Study: The Gender Gap at Work Starts as Early as Age 15
Globally, teen boys get internships and job shadowing before they even leave school — girls get online research.
Teenage boys prepare for their futures with internships and job shadowing. Teenage girls, on the other hand, tend to prepare by researching online. That’s according to data released today by the Organisation for Economic Co-operation and Development. During international testing in 2012, 15-year-olds from 15 OECD member countries were asked about the methods they use to find out more about their future careers or studies.
(OECD: The ABC of Gender Equality in Education: Aptitude, Behaviour, Confidence)
It should be noted that this does not include data from the US or the UK. It does include Canada, Finland, Ireland and South Korea, among other countries. Boys were significantly more likely to have hands-on experience, while girls were about 10 percentage points more likely to research on the internet for both career information and further education.
This doesn’t mean that boys were necessarily more likely to seek out these experiences than girls.
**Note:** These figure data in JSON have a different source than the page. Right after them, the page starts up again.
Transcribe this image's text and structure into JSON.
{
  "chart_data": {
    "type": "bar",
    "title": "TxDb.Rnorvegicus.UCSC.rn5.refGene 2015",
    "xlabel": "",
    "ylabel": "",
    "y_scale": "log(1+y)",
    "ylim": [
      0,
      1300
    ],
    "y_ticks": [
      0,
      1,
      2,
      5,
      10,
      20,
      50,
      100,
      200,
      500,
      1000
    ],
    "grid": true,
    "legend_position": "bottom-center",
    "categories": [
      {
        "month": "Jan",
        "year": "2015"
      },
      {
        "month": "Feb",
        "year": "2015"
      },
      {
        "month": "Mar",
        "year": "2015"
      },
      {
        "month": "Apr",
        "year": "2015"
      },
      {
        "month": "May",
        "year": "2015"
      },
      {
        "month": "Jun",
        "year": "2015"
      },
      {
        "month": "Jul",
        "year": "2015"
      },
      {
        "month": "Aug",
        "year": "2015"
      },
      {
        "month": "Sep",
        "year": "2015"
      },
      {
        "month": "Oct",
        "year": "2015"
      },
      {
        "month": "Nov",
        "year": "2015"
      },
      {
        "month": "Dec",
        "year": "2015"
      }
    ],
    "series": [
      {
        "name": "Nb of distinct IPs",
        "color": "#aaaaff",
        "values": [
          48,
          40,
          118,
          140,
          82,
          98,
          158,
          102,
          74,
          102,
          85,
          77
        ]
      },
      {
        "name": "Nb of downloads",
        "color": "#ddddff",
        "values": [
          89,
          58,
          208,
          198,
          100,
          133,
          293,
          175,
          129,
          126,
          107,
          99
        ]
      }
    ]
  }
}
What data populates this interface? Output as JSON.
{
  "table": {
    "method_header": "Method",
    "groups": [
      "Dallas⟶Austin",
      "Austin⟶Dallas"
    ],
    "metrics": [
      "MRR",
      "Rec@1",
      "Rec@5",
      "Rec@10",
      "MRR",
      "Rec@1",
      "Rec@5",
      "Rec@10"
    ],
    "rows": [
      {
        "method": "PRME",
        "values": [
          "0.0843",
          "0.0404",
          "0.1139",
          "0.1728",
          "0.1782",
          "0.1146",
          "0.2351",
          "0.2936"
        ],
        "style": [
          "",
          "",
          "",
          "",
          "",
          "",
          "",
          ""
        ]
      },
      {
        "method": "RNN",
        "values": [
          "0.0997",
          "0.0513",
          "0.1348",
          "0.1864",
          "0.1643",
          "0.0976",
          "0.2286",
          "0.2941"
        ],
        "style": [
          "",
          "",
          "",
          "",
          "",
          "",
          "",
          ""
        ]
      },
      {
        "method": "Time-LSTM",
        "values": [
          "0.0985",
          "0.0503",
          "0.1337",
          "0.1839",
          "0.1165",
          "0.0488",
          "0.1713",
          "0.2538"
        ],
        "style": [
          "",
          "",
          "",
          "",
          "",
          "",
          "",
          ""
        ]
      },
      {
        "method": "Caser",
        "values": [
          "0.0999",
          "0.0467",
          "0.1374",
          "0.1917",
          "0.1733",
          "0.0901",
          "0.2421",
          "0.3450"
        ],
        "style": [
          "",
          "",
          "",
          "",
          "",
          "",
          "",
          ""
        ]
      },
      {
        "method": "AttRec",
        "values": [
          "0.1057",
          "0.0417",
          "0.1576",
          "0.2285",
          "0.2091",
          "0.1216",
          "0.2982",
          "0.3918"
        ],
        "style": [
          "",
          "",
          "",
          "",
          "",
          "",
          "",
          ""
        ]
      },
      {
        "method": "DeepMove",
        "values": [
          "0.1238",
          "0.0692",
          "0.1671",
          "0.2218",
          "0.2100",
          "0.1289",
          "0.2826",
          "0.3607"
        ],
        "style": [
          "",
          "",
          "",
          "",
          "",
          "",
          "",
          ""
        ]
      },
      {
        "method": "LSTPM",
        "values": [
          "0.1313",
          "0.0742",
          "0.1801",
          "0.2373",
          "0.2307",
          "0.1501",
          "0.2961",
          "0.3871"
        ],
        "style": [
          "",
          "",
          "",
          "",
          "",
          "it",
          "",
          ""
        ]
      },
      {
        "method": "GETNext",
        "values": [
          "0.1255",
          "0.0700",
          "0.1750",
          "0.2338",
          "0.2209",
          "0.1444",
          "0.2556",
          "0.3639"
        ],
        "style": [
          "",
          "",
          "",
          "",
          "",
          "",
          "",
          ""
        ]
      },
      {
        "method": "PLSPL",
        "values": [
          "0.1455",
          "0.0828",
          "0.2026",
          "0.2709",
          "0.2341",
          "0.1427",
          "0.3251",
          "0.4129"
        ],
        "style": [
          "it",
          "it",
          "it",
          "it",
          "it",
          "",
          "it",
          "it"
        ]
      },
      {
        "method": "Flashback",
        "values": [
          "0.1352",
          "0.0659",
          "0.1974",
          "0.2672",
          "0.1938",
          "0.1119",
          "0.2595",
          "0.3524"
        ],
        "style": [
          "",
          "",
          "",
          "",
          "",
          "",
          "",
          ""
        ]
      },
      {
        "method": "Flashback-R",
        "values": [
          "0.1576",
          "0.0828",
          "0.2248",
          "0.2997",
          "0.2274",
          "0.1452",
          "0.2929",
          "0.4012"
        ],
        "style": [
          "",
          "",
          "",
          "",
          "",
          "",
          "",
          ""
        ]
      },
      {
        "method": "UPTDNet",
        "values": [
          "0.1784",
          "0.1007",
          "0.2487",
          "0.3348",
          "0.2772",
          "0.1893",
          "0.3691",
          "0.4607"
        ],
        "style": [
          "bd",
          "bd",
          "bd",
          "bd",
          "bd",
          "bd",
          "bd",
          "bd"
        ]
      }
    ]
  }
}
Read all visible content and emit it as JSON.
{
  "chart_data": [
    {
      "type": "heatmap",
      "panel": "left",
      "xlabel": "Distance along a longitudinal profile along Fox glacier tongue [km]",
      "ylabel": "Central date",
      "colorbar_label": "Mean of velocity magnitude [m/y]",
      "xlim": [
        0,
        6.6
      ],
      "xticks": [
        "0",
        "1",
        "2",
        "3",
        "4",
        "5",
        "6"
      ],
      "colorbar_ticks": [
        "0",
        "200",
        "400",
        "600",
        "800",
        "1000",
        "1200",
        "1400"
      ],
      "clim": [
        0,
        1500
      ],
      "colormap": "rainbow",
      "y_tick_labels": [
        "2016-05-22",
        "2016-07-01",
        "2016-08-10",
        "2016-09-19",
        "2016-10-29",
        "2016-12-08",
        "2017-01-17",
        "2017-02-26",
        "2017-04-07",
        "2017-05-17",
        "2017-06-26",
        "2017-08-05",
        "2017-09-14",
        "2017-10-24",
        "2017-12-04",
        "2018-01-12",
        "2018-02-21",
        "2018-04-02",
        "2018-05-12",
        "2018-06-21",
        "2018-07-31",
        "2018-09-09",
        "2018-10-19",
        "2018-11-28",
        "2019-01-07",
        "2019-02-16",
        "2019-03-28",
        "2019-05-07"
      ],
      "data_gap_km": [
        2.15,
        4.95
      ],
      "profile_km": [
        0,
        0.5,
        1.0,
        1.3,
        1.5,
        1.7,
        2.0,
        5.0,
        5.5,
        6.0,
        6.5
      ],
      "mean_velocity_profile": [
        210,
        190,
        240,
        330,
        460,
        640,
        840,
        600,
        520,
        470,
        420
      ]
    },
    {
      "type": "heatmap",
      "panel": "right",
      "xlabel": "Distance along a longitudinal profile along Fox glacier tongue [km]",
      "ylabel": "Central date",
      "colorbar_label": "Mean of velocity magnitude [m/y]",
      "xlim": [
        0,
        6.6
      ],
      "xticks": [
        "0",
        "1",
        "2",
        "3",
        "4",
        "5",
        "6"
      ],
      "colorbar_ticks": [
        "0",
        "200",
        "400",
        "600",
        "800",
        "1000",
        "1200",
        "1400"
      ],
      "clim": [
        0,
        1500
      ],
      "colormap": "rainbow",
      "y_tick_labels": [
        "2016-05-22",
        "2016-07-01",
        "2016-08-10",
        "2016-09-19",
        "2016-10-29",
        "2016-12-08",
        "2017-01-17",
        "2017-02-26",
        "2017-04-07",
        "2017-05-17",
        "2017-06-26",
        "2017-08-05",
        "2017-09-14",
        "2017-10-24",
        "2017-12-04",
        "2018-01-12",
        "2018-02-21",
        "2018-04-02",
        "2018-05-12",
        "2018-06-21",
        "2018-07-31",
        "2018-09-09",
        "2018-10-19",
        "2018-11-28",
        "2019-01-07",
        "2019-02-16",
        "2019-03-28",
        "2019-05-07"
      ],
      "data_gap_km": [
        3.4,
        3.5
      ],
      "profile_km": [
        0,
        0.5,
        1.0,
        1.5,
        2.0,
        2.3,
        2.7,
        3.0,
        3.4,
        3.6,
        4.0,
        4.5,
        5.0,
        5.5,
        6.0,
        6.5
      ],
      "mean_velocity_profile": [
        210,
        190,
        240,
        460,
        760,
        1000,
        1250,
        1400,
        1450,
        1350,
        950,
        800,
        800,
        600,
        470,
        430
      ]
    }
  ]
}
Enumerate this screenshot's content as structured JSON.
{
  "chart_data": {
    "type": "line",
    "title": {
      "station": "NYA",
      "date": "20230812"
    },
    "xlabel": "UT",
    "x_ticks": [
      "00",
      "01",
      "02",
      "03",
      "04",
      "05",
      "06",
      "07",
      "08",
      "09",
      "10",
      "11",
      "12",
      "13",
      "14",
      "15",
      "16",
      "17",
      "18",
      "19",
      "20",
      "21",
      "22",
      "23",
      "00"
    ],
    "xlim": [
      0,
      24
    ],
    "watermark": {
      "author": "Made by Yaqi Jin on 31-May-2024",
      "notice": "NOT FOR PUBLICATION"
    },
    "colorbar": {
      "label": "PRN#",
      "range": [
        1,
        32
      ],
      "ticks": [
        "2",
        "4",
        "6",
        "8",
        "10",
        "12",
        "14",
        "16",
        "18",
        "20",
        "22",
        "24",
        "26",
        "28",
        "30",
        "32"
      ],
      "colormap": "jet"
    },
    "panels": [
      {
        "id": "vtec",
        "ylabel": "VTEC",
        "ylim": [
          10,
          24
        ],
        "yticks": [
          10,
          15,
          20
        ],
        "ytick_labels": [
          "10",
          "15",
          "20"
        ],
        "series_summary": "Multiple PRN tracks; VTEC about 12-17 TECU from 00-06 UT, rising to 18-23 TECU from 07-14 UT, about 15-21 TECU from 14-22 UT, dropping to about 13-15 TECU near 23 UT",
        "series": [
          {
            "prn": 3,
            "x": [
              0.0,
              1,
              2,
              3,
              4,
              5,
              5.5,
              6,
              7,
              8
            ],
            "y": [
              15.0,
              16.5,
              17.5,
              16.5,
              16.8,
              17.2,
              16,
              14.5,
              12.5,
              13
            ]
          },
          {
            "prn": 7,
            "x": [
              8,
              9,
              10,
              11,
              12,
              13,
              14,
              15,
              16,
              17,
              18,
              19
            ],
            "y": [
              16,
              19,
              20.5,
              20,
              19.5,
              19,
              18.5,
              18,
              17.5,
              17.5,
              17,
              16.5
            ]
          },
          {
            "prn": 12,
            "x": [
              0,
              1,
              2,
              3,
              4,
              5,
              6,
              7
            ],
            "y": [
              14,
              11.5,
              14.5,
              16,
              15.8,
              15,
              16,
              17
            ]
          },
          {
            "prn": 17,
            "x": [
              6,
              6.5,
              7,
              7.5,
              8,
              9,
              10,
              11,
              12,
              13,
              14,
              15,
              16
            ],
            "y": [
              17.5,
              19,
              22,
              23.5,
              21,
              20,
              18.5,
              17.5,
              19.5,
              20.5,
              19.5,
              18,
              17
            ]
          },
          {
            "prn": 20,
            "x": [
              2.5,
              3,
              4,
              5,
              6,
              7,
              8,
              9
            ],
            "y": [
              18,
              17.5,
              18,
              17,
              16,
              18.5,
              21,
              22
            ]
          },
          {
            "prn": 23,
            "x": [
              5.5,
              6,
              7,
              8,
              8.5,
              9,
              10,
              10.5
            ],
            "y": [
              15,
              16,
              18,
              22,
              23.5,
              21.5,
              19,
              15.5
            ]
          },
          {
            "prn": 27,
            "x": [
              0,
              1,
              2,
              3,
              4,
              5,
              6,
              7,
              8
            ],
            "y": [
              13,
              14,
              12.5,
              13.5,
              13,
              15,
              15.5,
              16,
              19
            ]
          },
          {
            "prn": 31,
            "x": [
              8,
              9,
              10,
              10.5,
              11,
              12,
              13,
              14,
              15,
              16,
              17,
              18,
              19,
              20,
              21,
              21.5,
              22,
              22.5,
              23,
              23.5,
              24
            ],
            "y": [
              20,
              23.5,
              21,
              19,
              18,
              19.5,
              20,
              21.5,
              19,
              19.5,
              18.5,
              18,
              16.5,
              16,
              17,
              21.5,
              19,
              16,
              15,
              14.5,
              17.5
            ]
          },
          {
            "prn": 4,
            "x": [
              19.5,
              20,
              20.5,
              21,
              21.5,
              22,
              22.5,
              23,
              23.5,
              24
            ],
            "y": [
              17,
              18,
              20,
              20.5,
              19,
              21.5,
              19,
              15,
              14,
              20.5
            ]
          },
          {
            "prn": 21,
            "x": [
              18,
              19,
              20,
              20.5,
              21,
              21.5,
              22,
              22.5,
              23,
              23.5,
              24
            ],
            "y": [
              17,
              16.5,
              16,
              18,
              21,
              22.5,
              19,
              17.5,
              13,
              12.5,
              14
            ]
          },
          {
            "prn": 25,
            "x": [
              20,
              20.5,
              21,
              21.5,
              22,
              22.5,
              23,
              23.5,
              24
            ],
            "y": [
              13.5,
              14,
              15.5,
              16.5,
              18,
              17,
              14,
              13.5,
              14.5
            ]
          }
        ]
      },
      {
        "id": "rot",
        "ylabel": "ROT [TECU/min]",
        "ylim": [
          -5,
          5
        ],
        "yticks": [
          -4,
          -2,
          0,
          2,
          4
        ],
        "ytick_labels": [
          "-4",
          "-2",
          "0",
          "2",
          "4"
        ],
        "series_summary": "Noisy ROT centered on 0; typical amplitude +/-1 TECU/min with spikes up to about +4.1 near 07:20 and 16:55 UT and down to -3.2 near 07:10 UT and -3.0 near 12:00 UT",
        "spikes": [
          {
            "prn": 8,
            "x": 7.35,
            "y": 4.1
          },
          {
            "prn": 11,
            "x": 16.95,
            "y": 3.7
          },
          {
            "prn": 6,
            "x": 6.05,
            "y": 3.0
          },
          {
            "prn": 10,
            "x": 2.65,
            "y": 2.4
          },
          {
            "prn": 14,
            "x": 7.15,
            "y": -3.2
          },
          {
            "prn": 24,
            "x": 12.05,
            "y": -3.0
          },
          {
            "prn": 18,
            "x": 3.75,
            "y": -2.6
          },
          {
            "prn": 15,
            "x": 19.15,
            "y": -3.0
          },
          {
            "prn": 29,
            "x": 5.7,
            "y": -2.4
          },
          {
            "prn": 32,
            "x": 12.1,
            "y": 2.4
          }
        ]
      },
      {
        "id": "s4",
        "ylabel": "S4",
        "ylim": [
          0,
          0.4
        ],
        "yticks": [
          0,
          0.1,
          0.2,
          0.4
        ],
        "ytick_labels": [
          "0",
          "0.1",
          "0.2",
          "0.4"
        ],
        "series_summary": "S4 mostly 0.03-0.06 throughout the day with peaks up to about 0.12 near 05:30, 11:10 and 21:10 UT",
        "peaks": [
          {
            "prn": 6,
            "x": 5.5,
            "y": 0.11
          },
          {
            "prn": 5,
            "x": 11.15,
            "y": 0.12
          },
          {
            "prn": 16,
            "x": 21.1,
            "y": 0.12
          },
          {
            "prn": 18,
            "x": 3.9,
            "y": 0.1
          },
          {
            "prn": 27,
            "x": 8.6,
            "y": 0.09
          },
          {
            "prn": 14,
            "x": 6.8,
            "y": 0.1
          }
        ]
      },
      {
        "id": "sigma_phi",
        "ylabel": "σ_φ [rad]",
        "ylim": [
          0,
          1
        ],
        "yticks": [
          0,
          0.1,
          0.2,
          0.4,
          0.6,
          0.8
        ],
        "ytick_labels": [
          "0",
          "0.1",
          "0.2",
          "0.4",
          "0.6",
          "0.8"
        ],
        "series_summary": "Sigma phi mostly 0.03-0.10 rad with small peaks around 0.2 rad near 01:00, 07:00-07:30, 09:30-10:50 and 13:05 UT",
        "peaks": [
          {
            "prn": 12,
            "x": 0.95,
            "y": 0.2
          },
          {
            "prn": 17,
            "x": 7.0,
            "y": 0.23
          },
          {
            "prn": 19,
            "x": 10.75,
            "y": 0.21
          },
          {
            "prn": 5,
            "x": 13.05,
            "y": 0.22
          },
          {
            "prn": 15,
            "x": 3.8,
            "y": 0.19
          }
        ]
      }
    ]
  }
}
Some of the responsibility falls on schools and parents: the majority of boys and girls knew how to find a job, but boys said they were better prepared for job interviews.
(OECD: The ABC of Gender Equality in Education: Aptitude, Behaviour, Confidence)
Hands-on experience is valuable for a lot of reasons: shadowing allows a young person to experience the rhythm of a job; internships introduce teens to the application process and teach them how to conduct themselves professionally; and job fairs teach networking skills that are integral to getting an interview or moving a resume to the top of the stack.
Getting experience as early as age 15 can only help develop those skills, in a way that simply reading about them cannot. The ability to find and secure an internship becomes especially important in college, where most internships turn into job offers. In the US, a teenage job can increase earning power during a person’s 20’s.
The OECD report found that girls are more likely than boys to think school is important, that they spend more time on homework each week, and that they read more than boys. And yet, boys are the ones who have the hands-on job experience. Confidence might play a role there. Boys are more assured in their math and science abilities, while girls are more anxious about math (the survey did not ask about science anxiety)—even for boys and girls who had equally high scores, Andreas Schleicher, OECD’s director for education and skills, told Quartz.
The confidence that boys have may be a result of their parents’ expectations. As the report notes:
“Parents were more likely to expect their sons, rather than their daughters, to work in a science, technology, engineering or mathematics field—even when their 15-year-old boys and girls perform at the same level in mathematics.”
The most basic fix would be for parents and teachers to treat all students equally, and expect the same level and types of achievements from them, Schleicher says. Many of these changes are extremely easy to implement in the home—take your daughter to work, ask about her interests, and encourage her to turn those online searches into actual jobs and internships.